Une scène, 4 chaises. Et cinq jeunes en impro. Douce, quasi silencieuse pour commencer avant que le ton ne s’emballe, sous les rires des spectateurs. Ces jeunes acteurs partagent la scène du Centre Paris Anim Louis Lumière (20e). Ils décrivent là une scène de vie. Un sans domicile fixe fait la manche dans le métro, ils exposent les réactions des passagers. Cette scène d’improvisation est le rendez-vous hebdomadaire fixé par l’association Plus loin, implanté dans le quartier Saint-Blaise (20e) et de son Laboratoire d’expression et de création, le Labec, créé en 2016.
« A l’origine il y a 5 jeunes qui viennent me voir et veulent faire des films et raconter les histoires qu’ils vivent dans leur quartier » explique Jérôme Sitruk, l’un des responsables de ce projet. Face aux « freins existant ou auto-construits », J.Sitruk leur propose alors un concept qui deviendra le Labec : l’accès à une vraie scène, ouverte à tous chaque mercredi de 18h30 à 22h, une flexibilité, ils viennent quand ils veulent et la gratuité. « Cela devait être aussi simple que descendre de chez soi avec son ballon de foot » poursuit J.Sitruk. « A l’époque, je trainais dehors. On a d’abord été curieux d’aller voir ce qu’il s’y passait même si c’était un peu pour nous un ovni au début » explique par exemple « Manu », 21 ans.
Subventionné, notamment par Paris Habitat, ce projet s’inscrit dans la volonté de l’établissement pour soutenir les initiatives culturelles dans les quartiers de la politique de la ville (QPV). « Il s’agit pour nous d’amener la culture mais aussi de soutenir l’insertion professionnelle des jeunes » précise Elena Ragain, chargée de développement local à Paris Habitat.
De cinq jeunes, les voici aujourd’hui 50, chaque semaine. « Des meilleures improvisations, nous en tirons alors des courts métrages encadrés par des équipes bénévoles de professionnels » continue J.Sitruk.
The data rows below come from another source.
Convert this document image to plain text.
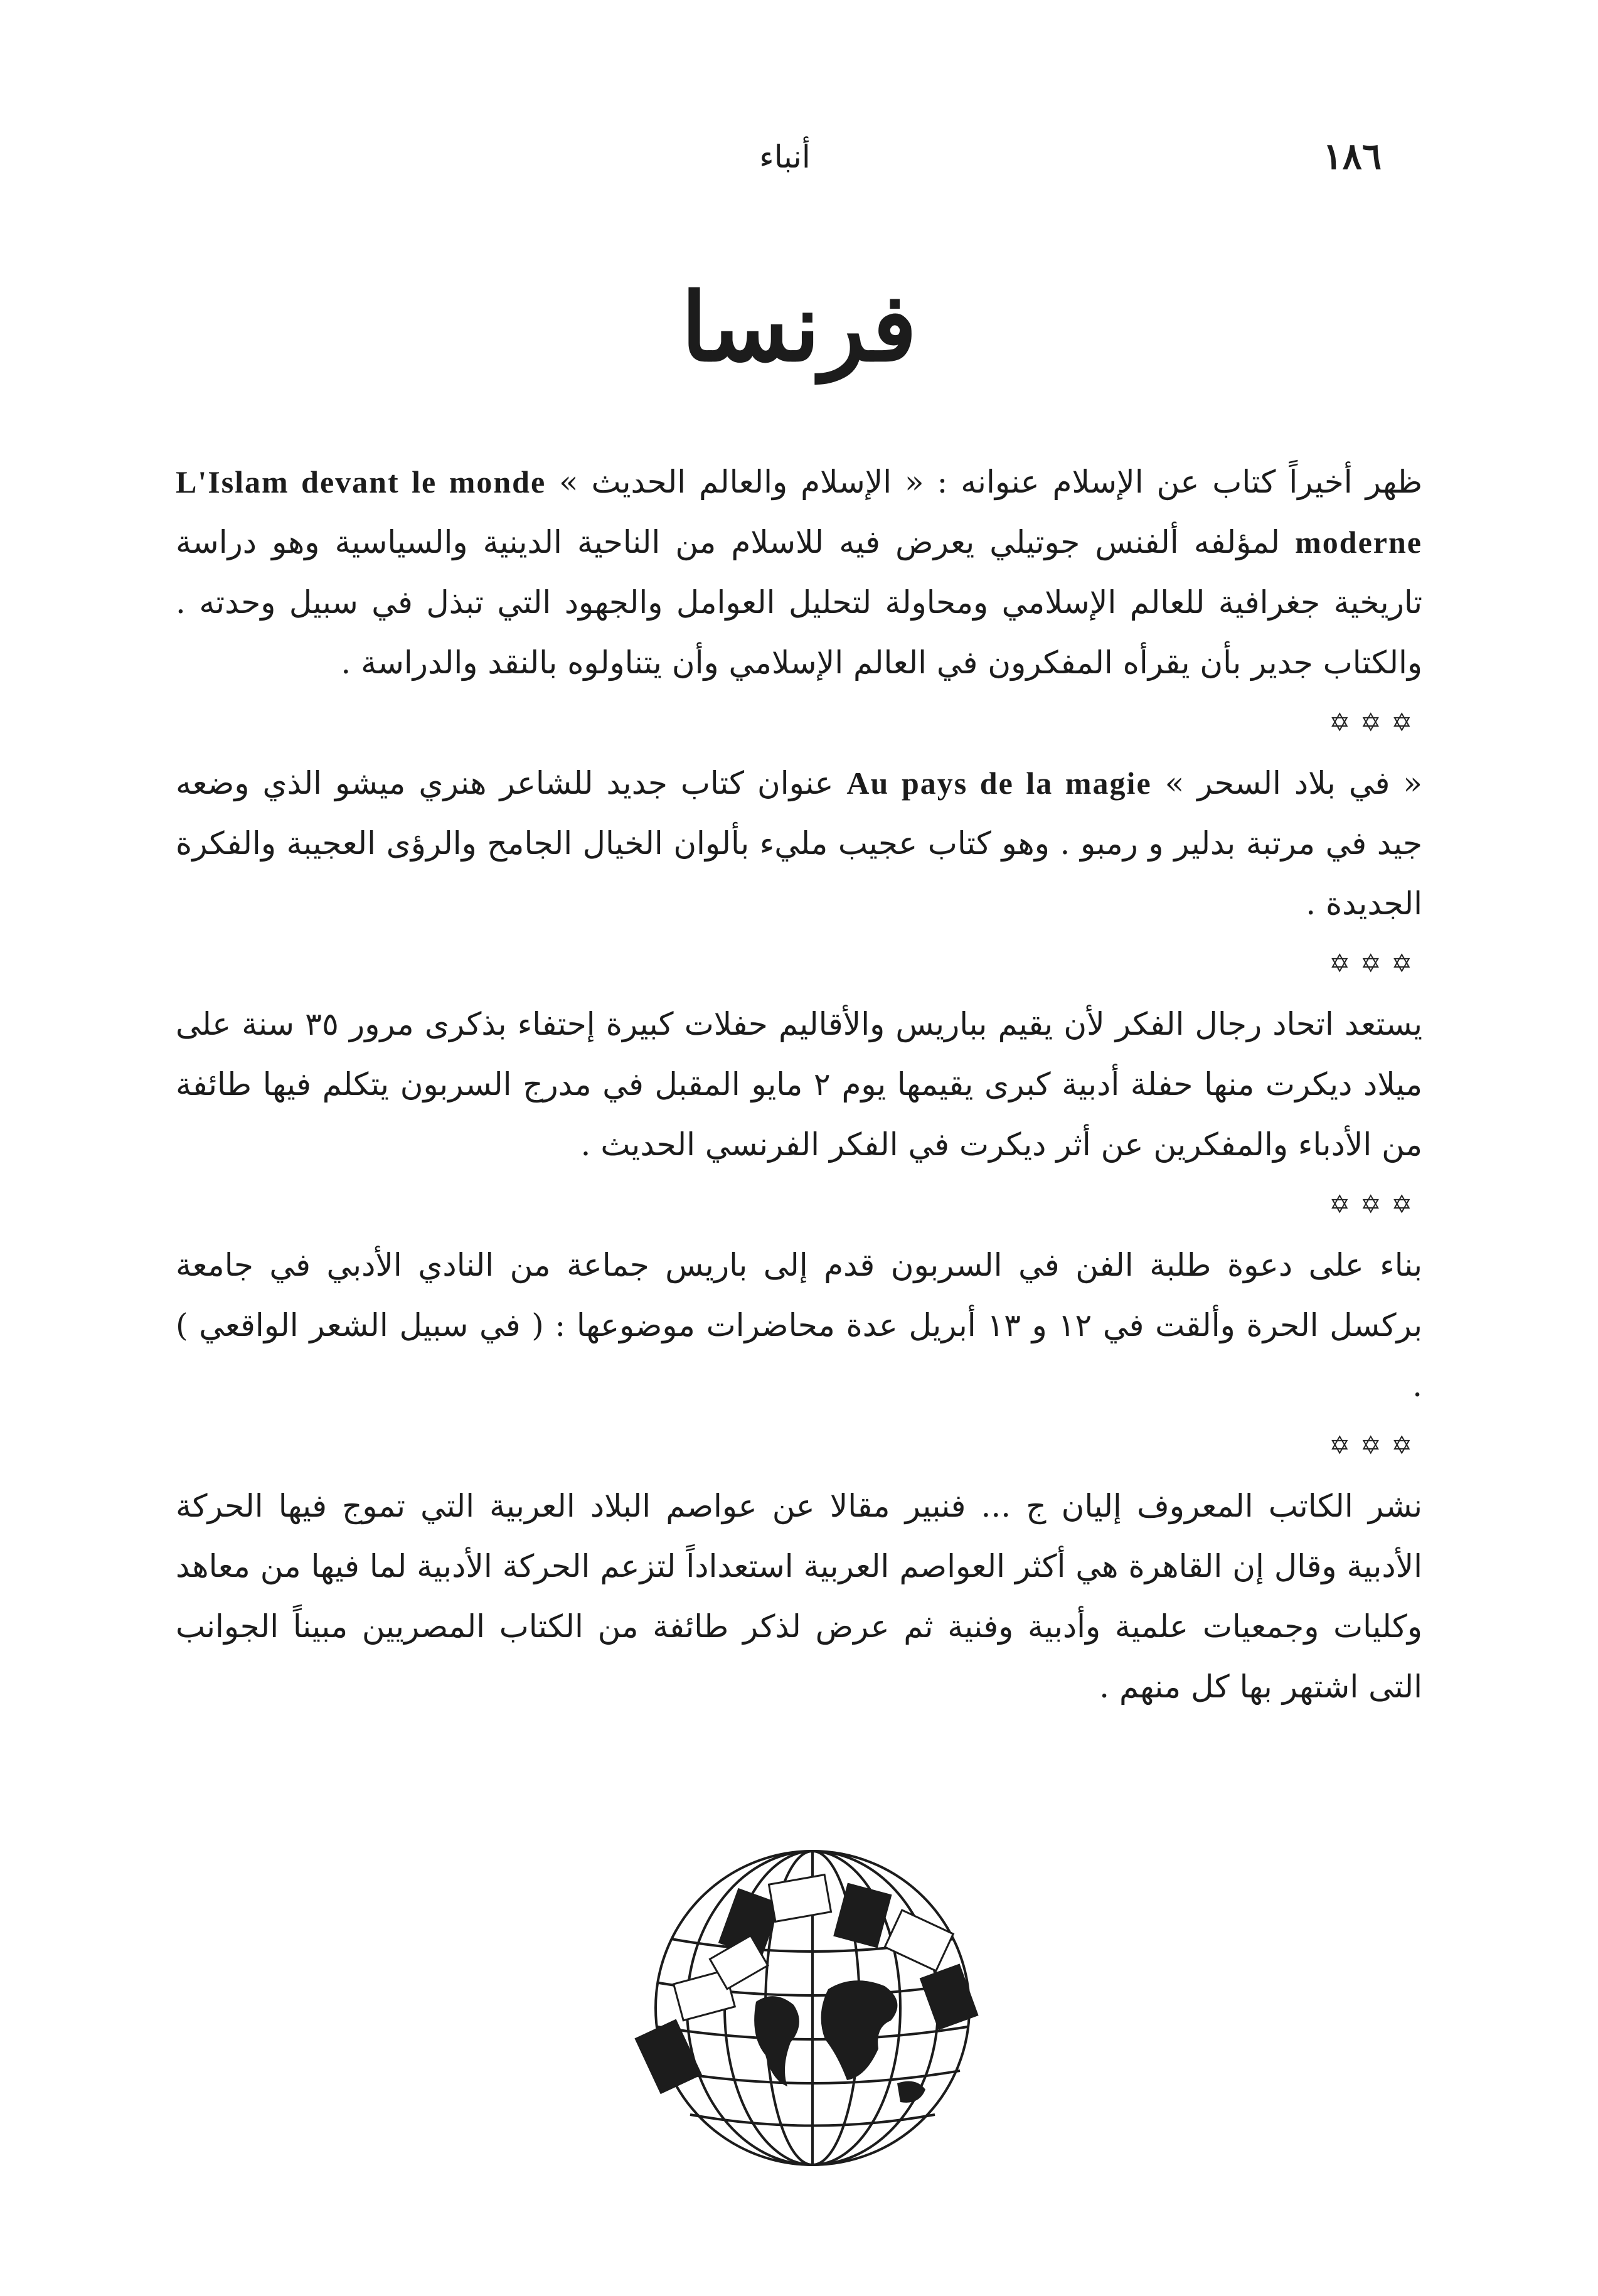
١٨٦
أنباء
فرنسا

ظهر أخيراً كتاب عن الإسلام عنوانه : « الإسلام والعالم الحديث » L'Islam devant le monde moderne لمؤلفه ألفنس جوتيلي يعرض فيه للاسلام من الناحية الدينية والسياسية وهو دراسة تاريخية جغرافية للعالم الإسلامي ومحاولة لتحليل العوامل والجهود التي تبذل في سبيل وحدته . والكتاب جدير بأن يقرأه المفكرون في العالم الإسلامي وأن يتناولوه بالنقد والدراسة .

✡✡✡

« في بلاد السحر » Au pays de la magie عنوان كتاب جديد للشاعر هنري ميشو الذي وضعه جيد في مرتبة بدلير و رمبو . وهو كتاب عجيب مليء بألوان الخيال الجامح والرؤى العجيبة والفكرة الجديدة .

✡✡✡

يستعد اتحاد رجال الفكر لأن يقيم بباريس والأقاليم حفلات كبيرة إحتفاء بذكرى مرور ٣٥ سنة على ميلاد ديكرت منها حفلة أدبية كبرى يقيمها يوم ٢ مايو المقبل في مدرج السربون يتكلم فيها طائفة من الأدباء والمفكرين عن أثر ديكرت في الفكر الفرنسي الحديث .

✡✡✡

بناء على دعوة طلبة الفن في السربون قدم إلى باريس جماعة من النادي الأدبي في جامعة بركسل الحرة وألقت في ١٢ و ١٣ أبريل عدة محاضرات موضوعها : ( في سبيل الشعر الواقعي ) .

✡✡✡

نشر الكاتب المعروف إليان ج ... فنبير مقالا عن عواصم البلاد العربية التي تموج فيها الحركة الأدبية وقال إن القاهرة هي أكثر العواصم العربية استعداداً لتزعم الحركة الأدبية لما فيها من معاهد وكليات وجمعيات علمية وأدبية وفنية ثم عرض لذكر طائفة من الكتاب المصريين مبيناً الجوانب التى اشتهر بها كل منهم .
Le Labec se développe au fil des envies des jeunes impliqués, de leur motivation et de leur savoir-faire grandissant. Aux ateliers de scènes, viennent ainsi s’ajouter des ateliers d’écriture pour ciseler leur scenario. Puis, face à la volonté des jeunes de travailler aussi à partir de textes, des formations au théâtre. Les partenaires accourent alors aussi progressivement. Un jumelage est ainsi mis en place avec le théâtre national de la Colline. « Il y a deux créations qui sont ainsi portés sur scène cette année. » déclare Yohan, autre encadrant du Labec.
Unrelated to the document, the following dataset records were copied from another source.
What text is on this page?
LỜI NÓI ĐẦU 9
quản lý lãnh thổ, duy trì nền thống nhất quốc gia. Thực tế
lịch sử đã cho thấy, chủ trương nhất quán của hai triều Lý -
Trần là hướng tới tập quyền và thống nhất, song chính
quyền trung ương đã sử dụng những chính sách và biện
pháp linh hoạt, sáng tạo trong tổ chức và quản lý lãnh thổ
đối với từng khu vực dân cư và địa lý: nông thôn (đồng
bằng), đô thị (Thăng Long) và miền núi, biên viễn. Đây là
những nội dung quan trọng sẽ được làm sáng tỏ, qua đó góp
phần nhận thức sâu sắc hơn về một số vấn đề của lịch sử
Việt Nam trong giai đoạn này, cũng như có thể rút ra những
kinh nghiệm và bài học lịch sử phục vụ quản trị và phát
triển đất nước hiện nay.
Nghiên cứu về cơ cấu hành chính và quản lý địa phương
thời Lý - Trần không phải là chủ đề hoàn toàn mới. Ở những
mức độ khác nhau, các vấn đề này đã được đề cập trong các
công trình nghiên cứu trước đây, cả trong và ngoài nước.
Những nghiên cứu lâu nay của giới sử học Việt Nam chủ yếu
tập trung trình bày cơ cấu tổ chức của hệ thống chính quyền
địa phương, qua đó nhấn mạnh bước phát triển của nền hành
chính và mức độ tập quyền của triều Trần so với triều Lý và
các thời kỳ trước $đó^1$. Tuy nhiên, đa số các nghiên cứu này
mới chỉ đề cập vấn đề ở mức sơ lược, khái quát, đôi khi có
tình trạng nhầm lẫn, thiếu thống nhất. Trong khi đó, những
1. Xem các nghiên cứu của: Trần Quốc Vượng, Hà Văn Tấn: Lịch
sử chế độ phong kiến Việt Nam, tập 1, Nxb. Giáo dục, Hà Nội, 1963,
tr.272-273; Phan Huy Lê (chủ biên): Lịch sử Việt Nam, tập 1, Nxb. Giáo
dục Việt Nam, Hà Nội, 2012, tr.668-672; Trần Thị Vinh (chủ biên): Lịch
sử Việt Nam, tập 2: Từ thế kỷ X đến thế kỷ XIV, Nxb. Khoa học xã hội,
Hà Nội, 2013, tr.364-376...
Des films, traitant de mères faisant face à la disparition d’un enfant ou de la maladie mentale, émergent et sont sélectionnés pour des projections ou des festivals en France ou à l’étranger. Cette montée en gamme permet aussi aux encadrants de fixer de nouveaux cadres. « On souhaite conserver cette flexibilité mais on est aussi des éducateurs à la base et ces projets nous permettent de fixer un cadre et des contraintes, nécessaires à la concrétisation de tous ces projets » indique encore J.Sitruk.
Des vocations naissent. Celle de Jacky, 31 ans par exemple, qui coure aujourd’hui les castings en tant qu’acteur. Et celle de beaucoup d’autres jeunes qui créent aujourd’hui leur propre compagnie et poursuivent leurs propres projets. Les professionnels du secteur ne s’y trompent pas. Ce soir-là, parmi les spectateurs de l’atelier de scène, plusieurs casteurs ont les yeux rivés sur scène.